Tuesday 8 March 2022

Starling and Coot reclaim their nests

A Starling claimed a nest hole in a plane tree beside the Serpentine. It was always a Starling hole till the invasive Rose-Ringed Parakeets arrived and stole it. But now it looks as if the Starlings have managed to take it back.

A female Greenfinch came out on a tree near the bridge.

Below, the Long-Tailed Tits brought bits of lichen ...

... and spider web to their nest ...

... and a Robin spread its wings to take off.

The Redwings on the Parade Ground are coming closer and closer, but they'll be off any day now.

A Feral Pigeon preened his mate.

A Carrion Crow did its best to look charming in a patch of daffodils.

Two pictures from Kensington Gardens by Ahmet Amerikali: a Great Spotted Woodpecker ...

... and a fine shot of a Jay in flight.

I didn't see many of the usual Jays today.

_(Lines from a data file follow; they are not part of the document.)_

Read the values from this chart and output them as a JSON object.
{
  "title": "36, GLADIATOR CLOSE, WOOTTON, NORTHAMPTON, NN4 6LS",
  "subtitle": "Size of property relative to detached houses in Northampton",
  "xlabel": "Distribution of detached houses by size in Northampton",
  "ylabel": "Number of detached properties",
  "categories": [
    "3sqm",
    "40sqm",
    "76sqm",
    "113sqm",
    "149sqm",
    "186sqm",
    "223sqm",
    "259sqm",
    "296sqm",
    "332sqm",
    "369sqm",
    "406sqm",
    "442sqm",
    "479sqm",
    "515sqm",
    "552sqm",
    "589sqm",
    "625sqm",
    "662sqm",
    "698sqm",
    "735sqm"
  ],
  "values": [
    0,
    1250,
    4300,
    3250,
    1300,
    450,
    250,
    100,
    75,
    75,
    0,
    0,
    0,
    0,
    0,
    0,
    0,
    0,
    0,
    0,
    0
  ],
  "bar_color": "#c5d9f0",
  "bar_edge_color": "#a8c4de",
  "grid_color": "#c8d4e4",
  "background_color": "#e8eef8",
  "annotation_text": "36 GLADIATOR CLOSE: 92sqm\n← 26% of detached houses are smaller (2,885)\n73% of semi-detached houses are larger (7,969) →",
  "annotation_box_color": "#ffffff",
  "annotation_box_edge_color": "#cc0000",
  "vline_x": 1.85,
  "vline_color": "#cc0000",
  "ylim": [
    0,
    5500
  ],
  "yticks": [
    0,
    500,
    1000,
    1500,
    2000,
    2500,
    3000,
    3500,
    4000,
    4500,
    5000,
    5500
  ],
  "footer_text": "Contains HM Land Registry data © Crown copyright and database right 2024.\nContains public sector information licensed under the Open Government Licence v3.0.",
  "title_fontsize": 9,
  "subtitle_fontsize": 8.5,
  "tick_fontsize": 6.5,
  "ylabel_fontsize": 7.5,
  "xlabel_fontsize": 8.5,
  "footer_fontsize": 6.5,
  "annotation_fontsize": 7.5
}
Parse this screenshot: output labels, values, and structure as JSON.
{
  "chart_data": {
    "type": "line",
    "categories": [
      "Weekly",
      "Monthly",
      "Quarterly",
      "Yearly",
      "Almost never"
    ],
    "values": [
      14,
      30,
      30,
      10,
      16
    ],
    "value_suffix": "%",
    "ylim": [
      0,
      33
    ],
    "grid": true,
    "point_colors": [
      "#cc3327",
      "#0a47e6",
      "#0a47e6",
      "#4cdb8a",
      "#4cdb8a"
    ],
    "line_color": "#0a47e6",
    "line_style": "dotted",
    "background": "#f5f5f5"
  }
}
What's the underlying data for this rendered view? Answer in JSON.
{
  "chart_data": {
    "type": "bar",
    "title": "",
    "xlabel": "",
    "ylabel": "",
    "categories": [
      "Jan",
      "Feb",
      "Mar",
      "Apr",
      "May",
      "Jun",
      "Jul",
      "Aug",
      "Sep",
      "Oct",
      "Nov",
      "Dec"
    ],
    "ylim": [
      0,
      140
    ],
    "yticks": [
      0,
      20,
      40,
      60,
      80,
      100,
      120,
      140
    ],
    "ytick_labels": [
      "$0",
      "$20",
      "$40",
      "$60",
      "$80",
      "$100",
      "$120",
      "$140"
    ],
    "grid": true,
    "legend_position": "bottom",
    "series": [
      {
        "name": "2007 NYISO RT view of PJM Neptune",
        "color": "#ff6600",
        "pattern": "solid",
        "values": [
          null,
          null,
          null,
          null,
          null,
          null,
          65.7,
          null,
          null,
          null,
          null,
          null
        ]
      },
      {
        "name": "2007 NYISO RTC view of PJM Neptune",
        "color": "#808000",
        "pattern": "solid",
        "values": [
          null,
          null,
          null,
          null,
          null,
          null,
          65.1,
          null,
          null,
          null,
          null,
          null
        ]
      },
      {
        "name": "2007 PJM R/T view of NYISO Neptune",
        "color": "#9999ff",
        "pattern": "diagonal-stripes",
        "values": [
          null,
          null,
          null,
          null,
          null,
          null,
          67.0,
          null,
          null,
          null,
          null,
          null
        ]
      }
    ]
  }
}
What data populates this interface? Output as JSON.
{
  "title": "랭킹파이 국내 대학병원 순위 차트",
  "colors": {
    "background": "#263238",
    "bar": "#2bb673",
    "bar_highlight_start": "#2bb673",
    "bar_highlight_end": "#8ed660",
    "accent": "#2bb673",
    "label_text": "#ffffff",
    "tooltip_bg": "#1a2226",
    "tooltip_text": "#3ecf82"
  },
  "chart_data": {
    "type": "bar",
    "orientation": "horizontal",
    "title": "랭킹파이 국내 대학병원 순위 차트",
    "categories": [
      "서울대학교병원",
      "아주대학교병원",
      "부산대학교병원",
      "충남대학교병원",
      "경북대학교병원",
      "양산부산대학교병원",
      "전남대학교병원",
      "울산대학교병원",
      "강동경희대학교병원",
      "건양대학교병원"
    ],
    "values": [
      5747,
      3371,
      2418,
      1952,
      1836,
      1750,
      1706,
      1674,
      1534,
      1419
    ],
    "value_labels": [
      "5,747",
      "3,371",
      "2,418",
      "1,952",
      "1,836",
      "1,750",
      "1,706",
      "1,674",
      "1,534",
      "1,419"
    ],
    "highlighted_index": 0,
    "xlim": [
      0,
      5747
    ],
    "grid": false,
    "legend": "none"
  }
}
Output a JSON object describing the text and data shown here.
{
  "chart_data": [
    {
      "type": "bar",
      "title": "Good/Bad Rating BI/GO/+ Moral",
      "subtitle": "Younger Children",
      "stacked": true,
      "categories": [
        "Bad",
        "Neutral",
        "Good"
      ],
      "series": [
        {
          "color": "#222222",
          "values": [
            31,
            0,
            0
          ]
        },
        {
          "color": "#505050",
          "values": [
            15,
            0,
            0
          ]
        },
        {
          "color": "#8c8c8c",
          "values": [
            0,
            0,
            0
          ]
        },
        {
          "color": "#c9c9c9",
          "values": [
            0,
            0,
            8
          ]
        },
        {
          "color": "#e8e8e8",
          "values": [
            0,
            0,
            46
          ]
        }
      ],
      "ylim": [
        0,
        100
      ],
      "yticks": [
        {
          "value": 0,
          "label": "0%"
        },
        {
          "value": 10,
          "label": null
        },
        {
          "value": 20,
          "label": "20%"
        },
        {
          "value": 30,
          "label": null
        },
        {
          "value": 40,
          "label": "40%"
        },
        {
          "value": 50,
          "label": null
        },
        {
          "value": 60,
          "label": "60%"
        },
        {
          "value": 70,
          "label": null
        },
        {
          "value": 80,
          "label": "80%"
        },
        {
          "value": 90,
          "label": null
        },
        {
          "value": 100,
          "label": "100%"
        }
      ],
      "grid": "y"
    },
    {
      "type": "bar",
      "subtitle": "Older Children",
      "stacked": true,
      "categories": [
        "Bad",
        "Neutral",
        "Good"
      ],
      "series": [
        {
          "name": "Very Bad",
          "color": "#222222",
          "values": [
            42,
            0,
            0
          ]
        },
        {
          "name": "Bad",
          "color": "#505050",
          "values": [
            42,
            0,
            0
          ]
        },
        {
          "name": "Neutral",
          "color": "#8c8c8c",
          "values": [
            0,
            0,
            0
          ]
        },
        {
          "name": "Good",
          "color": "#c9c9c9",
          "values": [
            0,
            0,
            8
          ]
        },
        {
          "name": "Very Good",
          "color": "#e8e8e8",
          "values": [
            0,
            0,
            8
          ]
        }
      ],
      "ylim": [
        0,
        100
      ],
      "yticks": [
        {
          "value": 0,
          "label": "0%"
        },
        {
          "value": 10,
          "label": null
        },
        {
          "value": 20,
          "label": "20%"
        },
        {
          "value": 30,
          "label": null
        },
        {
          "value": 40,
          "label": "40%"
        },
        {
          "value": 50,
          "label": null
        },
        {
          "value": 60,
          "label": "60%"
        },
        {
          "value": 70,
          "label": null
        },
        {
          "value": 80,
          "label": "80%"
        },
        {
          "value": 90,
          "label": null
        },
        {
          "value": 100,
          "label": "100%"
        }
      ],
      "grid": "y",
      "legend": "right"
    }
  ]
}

They may be busy nesting.

The leg colour of Common Gulls is varied, ranging from quite bright yellow ...

... through straw and off-white to grey.

Some northern European birds, which are darker than the ones we see here, have charcoal grey legs.

A Cormorant scratched its chin on a post at Peter Pan.

A new pair of Great Crested Grebes have arrived on the Serpentine, and now they have to claim territory in the face of the two existing pairs. A faceoff ensued, with a lot of threatening, diving and advancing under water, but they avoided an actual fight.

It was one of these pairs that stole the Coots' nest at the Diana fountain landing stage. The Coots have now taken it back and are guarding it. It's in a poor location and not really desirable.

A Moorhen was caught in a tailwind.

The last surviving Egyptian gosling wandered away from its parents and was attacked by another Egyptian. Luckily it wasn't hurt.


  1. I can't bear to look at the poor thing. I don't think it has many chances.

    The Carrion Crow is certainly looking very attractive among the yellow flowers. I think it knows that it sets its fine figure to advantage.

    1. It's sad how savage Egyptians are to baby birds that are quite likely their first cousins. A Canada Goose would help to look after its relatives, but Egyptians are not proper geese.

  2. Well done on the Starlings reclaiming territory! It's a species that does seem absent in parts of London but common in others. When I was at Kew Gardens a couple of days ago not a single bird, get several in my garden & at one of my local patches at Warren Farm often a flock of c200 birds.

    Fine portrait of the Redwing-we will miss seeing these soon! Great shot of the Jay in flight too.

    1. I think there are about 200 Starlings in the park, not enough for an impressive flight but they do their best.

      The Redwings seem to be hanging on. There were more today, at least 40 on the ground and more twittering in the trees. They are eating worms as tough they were going out of fashion. But now the strong east wind has stopped there's nothing else to keep them here.

  3. Do you think that parakeets are an invasive species? By that I mean harms biodiversity unlike for example little owls which don't seem to.

    1. Yes, absolutely. They drive out smaller birds, steal nest holes and wreck trees by ripping of leaf buds.